Dellis, who is trying to recapture the title after a surprising loss last year, says he was inspired to sharpen his memory after watching his grandmother suffer through Alzheimer’s disease. He’s since used his celebrity from the memory championships and his mountain climbing hobby, to raise awareness for Alzheimer’s.

“I remind people that when I first started I was not very good. You have to start somewhere,” he said. “Since then, it’s been that joint message of doing this for your own health and to raise awareness for others.”

Dellis offers a practical list for anyone who wants improve memorization abilities. And it’s surprisingly old-school for someone who hasn’t even turned 30.

“Start by memorizing grocery lists, people you meet,” he said. “Eat a lot of foods rich in omega-3, like salmon or other fish. And remember that the brain is a pretty vascular organ, so being physically active is great for the memory.”

After Saturday’s competition, Dellis plans to write a book on developing memorization skills and is launching his own memory competition, “The Extreme Memory Tournament,” in San Diego this April. He won’t participate himself but instead wants to bring together past memory champions in a more audience-friendly competition.

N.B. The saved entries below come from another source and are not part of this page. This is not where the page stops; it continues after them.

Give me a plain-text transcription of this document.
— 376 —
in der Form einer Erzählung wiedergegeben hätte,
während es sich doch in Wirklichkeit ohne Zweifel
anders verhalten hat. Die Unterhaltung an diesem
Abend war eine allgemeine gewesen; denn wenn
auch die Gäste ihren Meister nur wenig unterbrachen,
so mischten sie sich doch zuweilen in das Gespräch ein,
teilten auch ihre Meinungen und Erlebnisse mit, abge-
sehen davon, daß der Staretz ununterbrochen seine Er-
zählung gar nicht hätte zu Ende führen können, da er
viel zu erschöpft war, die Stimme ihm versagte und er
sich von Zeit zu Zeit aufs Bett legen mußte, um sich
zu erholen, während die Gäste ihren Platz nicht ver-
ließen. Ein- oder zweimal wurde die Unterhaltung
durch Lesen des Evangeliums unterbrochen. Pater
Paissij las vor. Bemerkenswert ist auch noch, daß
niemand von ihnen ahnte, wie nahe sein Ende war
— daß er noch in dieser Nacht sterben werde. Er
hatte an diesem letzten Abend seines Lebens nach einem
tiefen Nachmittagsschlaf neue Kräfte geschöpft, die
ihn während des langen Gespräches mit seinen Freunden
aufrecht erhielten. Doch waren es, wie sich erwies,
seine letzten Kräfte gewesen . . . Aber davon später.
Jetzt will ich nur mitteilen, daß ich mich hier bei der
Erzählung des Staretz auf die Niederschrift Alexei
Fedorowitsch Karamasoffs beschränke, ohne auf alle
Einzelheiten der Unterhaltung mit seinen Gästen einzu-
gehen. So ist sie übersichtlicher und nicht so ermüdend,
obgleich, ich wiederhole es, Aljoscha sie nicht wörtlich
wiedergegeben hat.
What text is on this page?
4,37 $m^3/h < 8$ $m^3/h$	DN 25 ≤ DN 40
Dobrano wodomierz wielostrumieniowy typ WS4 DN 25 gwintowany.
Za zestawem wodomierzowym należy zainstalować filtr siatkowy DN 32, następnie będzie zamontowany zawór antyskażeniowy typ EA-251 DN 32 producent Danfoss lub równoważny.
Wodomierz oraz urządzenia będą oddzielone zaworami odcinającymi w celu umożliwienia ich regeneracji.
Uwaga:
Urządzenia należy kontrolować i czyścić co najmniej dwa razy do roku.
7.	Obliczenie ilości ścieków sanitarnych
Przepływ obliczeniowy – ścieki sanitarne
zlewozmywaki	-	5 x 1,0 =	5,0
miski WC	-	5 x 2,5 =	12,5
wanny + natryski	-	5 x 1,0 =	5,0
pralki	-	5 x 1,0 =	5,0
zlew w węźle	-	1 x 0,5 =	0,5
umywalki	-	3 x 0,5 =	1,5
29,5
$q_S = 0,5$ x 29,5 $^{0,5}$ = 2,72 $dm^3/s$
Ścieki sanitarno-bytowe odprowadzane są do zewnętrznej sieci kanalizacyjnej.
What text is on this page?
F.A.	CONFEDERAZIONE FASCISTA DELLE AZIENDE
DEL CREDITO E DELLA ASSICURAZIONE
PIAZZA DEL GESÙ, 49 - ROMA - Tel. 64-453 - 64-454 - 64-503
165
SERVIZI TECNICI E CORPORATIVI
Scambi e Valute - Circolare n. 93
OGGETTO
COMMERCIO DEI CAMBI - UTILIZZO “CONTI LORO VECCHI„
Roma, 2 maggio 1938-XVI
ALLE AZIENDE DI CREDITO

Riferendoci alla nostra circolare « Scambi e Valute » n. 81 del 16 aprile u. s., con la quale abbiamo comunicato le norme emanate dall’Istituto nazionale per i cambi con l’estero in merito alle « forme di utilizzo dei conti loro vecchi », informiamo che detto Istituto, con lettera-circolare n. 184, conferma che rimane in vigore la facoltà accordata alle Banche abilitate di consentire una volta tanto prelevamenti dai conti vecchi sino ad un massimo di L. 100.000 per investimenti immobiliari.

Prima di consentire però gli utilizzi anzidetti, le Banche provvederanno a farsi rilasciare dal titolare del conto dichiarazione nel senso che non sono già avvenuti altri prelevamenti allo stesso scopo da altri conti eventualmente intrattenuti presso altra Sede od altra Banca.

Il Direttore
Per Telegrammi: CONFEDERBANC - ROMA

“Everything will be head to head,” he said.

He’s less impressed by popular games and phone apps like Lumosity that promise to transform a person’s memory and cognitive abilities.

“I applaud their attempts to make it very approachable,” he said. “But I think there are a lot of other ways to do that. Their memory side of things isn’t very robust.”

“There’s so much information coming at us,” he said. “So many apps and devices that take everything our brain used to do. We’ve lost a lot of our natural skill that we used to have.”